One of the key architectural benefits is how we build up arrays of these cores—up to 472 in our largest devices and down to smaller devices with less than 10. These AI engines give tremendous scalability through the range of devices. There is high interface bandwidth to get data in and out of the AI engine array and from tile to tile within the array. This, along with a customizable memory hierarchy, enables very efficient application acceleration.
So, now we will look at the AI engine array at the top level and then drill down the hierarchy. The AI engine array integrates a two-dimensional array of AI engine tiles. Each AI engine tile includes the AI engine, local memory, and interconnect. Each AI engine tile is an ISA-based vector processor that is software programmable. Each tile integrates a very long instruction word or VLIW processor, integrated memory, and interconnects for streaming, configuration, and debug. Each AI engine also has a memory tile. This is a tile including memory local to the array.
Now let’s look at each AI engine tile more closely. The AI engine is a long instruction word VLIW processor with single instruction, multiple data, or SIMD vector units. This VLIW vector processor is hardened in seven nanometer at one gigahertz at the lowest speed grade, and increasing for faster speed grades. It is software programmable, so you can write C, C++ code, and a compiler will schedule and compile all instructions. The AI engine has a 32-bit scalar unit and a vector unit that supports both fixed-point and floating-point precision. The AI engine also has 16 kilobytes of program memory, an instruction fetch and decode unit, two load units, one store unit, and a control, debug, and trace unit. The control, debug, and trace unit is used for debug, trace, and profile functionality. The debugger connects to the platform management controller (PMC) on an AI engine-enabled Versal device using either a JTAG connection or a high-speed debug port (HSDP) connection.

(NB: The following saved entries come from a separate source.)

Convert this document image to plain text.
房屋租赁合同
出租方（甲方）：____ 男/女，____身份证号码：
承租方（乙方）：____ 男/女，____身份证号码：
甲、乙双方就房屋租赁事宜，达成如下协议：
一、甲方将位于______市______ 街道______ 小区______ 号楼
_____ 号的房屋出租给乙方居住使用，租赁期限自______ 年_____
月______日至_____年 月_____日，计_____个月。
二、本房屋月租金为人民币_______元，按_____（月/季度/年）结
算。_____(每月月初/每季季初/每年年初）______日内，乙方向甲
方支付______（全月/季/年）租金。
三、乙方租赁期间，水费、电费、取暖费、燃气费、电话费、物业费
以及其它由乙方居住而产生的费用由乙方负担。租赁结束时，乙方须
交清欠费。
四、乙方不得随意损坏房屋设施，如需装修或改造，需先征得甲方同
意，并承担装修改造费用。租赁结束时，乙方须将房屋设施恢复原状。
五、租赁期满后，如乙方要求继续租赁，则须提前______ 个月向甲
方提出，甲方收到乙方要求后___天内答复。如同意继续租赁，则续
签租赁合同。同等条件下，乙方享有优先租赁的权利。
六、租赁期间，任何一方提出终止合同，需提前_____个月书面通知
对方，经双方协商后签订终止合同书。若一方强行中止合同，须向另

Now let’s look at the interconnect resources with each AI engine tile. There is first a memory interface that allows each AI engine tile to use the memory embedded in the neighboring tiles. Of course, remember that each tile also has its own local memory. There is also a cascade interface that enables one to transfer partial results from one AI engine to another if more computation is required. There is an interconnect block that is a deterministic, 32-bit interconnect that allows communication with other AI engines and between AI engine and programmable logic. Finally, the local memory block also has data movers that allow non-neighbor data communication.
The AI engine array has large bandwidth between the array and the programmable logic. These are shown as red lines in the diagram on the right. When going to the PL, you see it goes through the switch and some clock domain crossing logic to the PL. This dashed arrow connection is directly to the programmable logic. It is important to understand that there is large bandwidth here for interfacing the AI engine array with the PL, with lots of paths for terabytes of bandwidth. The PS, or processing system, communicates with the AI engine through the NoC, short for network on chip. All registers and memories are memory mapped and can be accessed through the NoC from the PS or PMC, which stands for platform management controller. Lastly, accessing external memory uses the NoC via the DMA.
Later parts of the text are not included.